There are pros and cons. Older house actually has real walls you can attach things to, walls that mean that sounds don't travel around the house so much. When it's warm like now older house stays much cooler vs the newer home we really struggled to cool down. In winter hands down newer place, 3, 2, 1 and it was warm.


dhutch

16,305 posts

212 months

Wednesday 18th June
quotequote all
Edwardian 4 bed semi, 245sqm. Wirral Peninsular.
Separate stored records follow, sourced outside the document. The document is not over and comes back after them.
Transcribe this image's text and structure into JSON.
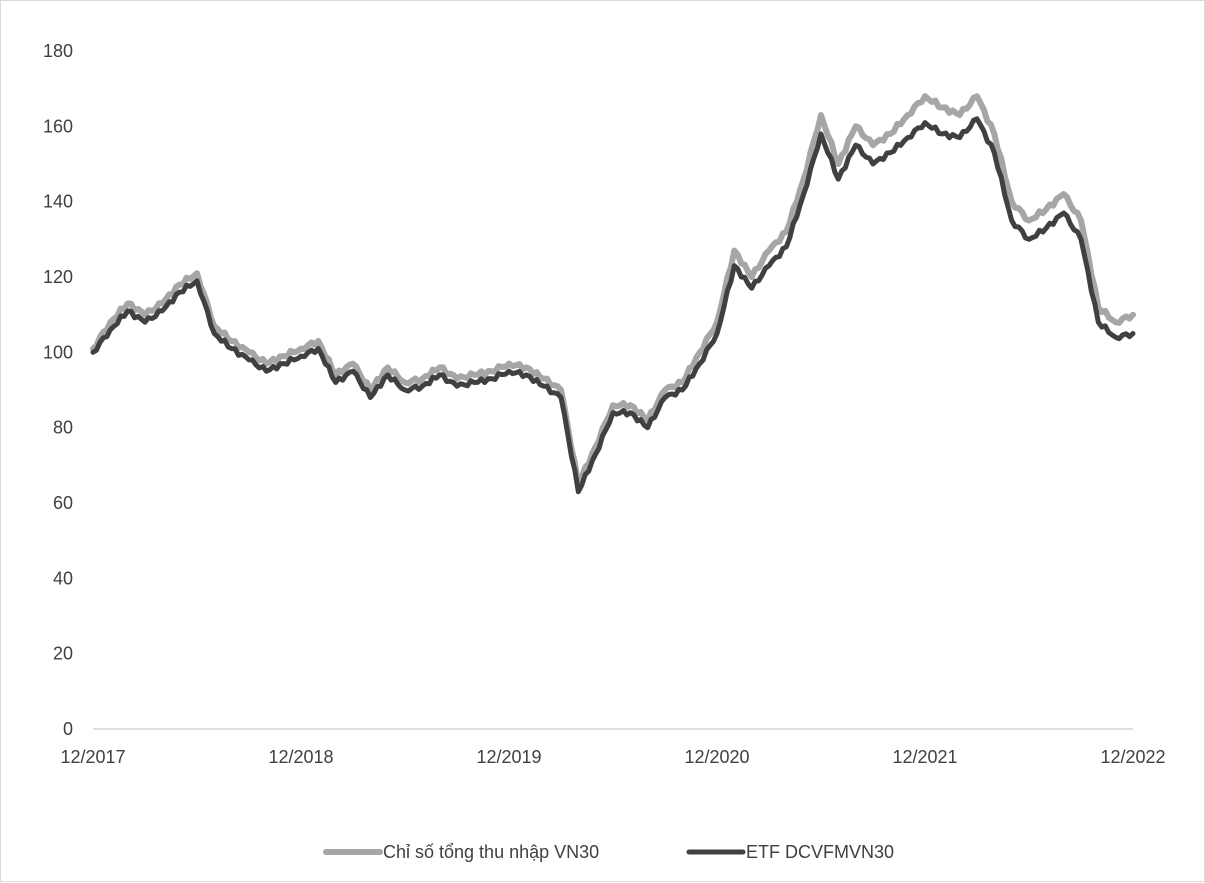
{
  "chart_data": {
    "type": "line",
    "title": "",
    "xlabel": "",
    "ylabel": "",
    "ylim": [
      0,
      180
    ],
    "yticks": [
      0,
      20,
      40,
      60,
      80,
      100,
      120,
      140,
      160,
      180
    ],
    "x_tick_labels": [
      "12/2017",
      "12/2018",
      "12/2019",
      "12/2020",
      "12/2021",
      "12/2022"
    ],
    "x_range": [
      "12/2017",
      "12/2022"
    ],
    "grid": false,
    "legend_position": "bottom",
    "series": [
      {
        "name": "Chỉ số tổng thu nhập VN30",
        "color": "#a6a6a6",
        "points": [
          [
            "12/2017",
            101
          ],
          [
            "01/2018",
            108
          ],
          [
            "02/2018",
            113
          ],
          [
            "03/2018",
            110
          ],
          [
            "04/2018",
            113
          ],
          [
            "05/2018",
            118
          ],
          [
            "06/2018",
            121
          ],
          [
            "07/2018",
            107
          ],
          [
            "08/2018",
            103
          ],
          [
            "09/2018",
            100
          ],
          [
            "10/2018",
            97
          ],
          [
            "11/2018",
            99
          ],
          [
            "12/2018",
            101
          ],
          [
            "01/2019",
            103
          ],
          [
            "02/2019",
            94
          ],
          [
            "03/2019",
            97
          ],
          [
            "04/2019",
            90
          ],
          [
            "05/2019",
            96
          ],
          [
            "06/2019",
            92
          ],
          [
            "07/2019",
            93
          ],
          [
            "08/2019",
            96
          ],
          [
            "09/2019",
            93
          ],
          [
            "10/2019",
            94
          ],
          [
            "11/2019",
            95
          ],
          [
            "12/2019",
            97
          ],
          [
            "01/2020",
            96
          ],
          [
            "02/2020",
            93
          ],
          [
            "03/2020",
            90
          ],
          [
            "04/2020",
            65
          ],
          [
            "05/2020",
            75
          ],
          [
            "06/2020",
            86
          ],
          [
            "07/2020",
            86
          ],
          [
            "08/2020",
            82
          ],
          [
            "09/2020",
            90
          ],
          [
            "10/2020",
            92
          ],
          [
            "11/2020",
            100
          ],
          [
            "12/2020",
            108
          ],
          [
            "01/2021",
            127
          ],
          [
            "02/2021",
            120
          ],
          [
            "03/2021",
            127
          ],
          [
            "04/2021",
            132
          ],
          [
            "05/2021",
            146
          ],
          [
            "06/2021",
            163
          ],
          [
            "07/2021",
            150
          ],
          [
            "08/2021",
            160
          ],
          [
            "09/2021",
            155
          ],
          [
            "10/2021",
            158
          ],
          [
            "11/2021",
            163
          ],
          [
            "12/2021",
            168
          ],
          [
            "01/2022",
            165
          ],
          [
            "02/2022",
            163
          ],
          [
            "03/2022",
            168
          ],
          [
            "04/2022",
            158
          ],
          [
            "05/2022",
            140
          ],
          [
            "06/2022",
            135
          ],
          [
            "07/2022",
            138
          ],
          [
            "08/2022",
            142
          ],
          [
            "09/2022",
            135
          ],
          [
            "10/2022",
            112
          ],
          [
            "11/2022",
            108
          ],
          [
            "12/2022",
            110
          ]
        ]
      },
      {
        "name": "ETF DCVFMVN30",
        "color": "#404040",
        "points": [
          [
            "12/2017",
            100
          ],
          [
            "01/2018",
            106
          ],
          [
            "02/2018",
            111
          ],
          [
            "03/2018",
            108
          ],
          [
            "04/2018",
            111
          ],
          [
            "05/2018",
            116
          ],
          [
            "06/2018",
            119
          ],
          [
            "07/2018",
            105
          ],
          [
            "08/2018",
            101
          ],
          [
            "09/2018",
            98
          ],
          [
            "10/2018",
            95
          ],
          [
            "11/2018",
            97
          ],
          [
            "12/2018",
            99
          ],
          [
            "01/2019",
            101
          ],
          [
            "02/2019",
            92
          ],
          [
            "03/2019",
            95
          ],
          [
            "04/2019",
            88
          ],
          [
            "05/2019",
            94
          ],
          [
            "06/2019",
            90
          ],
          [
            "07/2019",
            91
          ],
          [
            "08/2019",
            94
          ],
          [
            "09/2019",
            91
          ],
          [
            "10/2019",
            92
          ],
          [
            "11/2019",
            93
          ],
          [
            "12/2019",
            95
          ],
          [
            "01/2020",
            94
          ],
          [
            "02/2020",
            91
          ],
          [
            "03/2020",
            88
          ],
          [
            "04/2020",
            63
          ],
          [
            "05/2020",
            73
          ],
          [
            "06/2020",
            84
          ],
          [
            "07/2020",
            84
          ],
          [
            "08/2020",
            80
          ],
          [
            "09/2020",
            88
          ],
          [
            "10/2020",
            90
          ],
          [
            "11/2020",
            97
          ],
          [
            "12/2020",
            105
          ],
          [
            "01/2021",
            123
          ],
          [
            "02/2021",
            117
          ],
          [
            "03/2021",
            123
          ],
          [
            "04/2021",
            128
          ],
          [
            "05/2021",
            142
          ],
          [
            "06/2021",
            158
          ],
          [
            "07/2021",
            146
          ],
          [
            "08/2021",
            155
          ],
          [
            "09/2021",
            150
          ],
          [
            "10/2021",
            153
          ],
          [
            "11/2021",
            157
          ],
          [
            "12/2021",
            161
          ],
          [
            "01/2022",
            158
          ],
          [
            "02/2022",
            157
          ],
          [
            "03/2022",
            162
          ],
          [
            "04/2022",
            153
          ],
          [
            "05/2022",
            135
          ],
          [
            "06/2022",
            130
          ],
          [
            "07/2022",
            133
          ],
          [
            "08/2022",
            137
          ],
          [
            "09/2022",
            130
          ],
          [
            "10/2022",
            108
          ],
          [
            "11/2022",
            104
          ],
          [
            "12/2022",
            105
          ]
        ]
      }
    ]
  }
}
Reasonable loft insulation, but solid walls throughout, mix of solid and suspended floors, big bay windows (replaced in 80s with uPVC).
Gas system boiler, running 55degC flow temps to large radiators, 250l modern stainless OSO hot water cylinder.

Estimated Annual Usage
Elec 2842 kWh
Gas 32616 kWh

Current forecast £280/month

OutInTheShed

11,250 posts

41 months

Wednesday 18th June
quotequote all
House is a bit over 25 years old, 4/5 bed.
Gas heating about £800 a year, South Devon on Octopus's latest guess.
That's after putting a fair bit of effort into sorting draughts, insulation between house and garage, topping up loft insulation etc.

A few friends with newer places pay at least as much, you get to a point where the need for ventilation and the general reality of people opening doors and stuff start to limit the effect of yet more insulation.
Modern places with in-fashion big glazing and no curtains to insulate the windows, open plan layouts etc can all be wasteful.
We have patio windows with a view, only shut the curtains when it's particularly cold, it makes a difference.

Also some people simply like their houses warmer or cooler, so there's a limit to the value of comparing with other people's bills.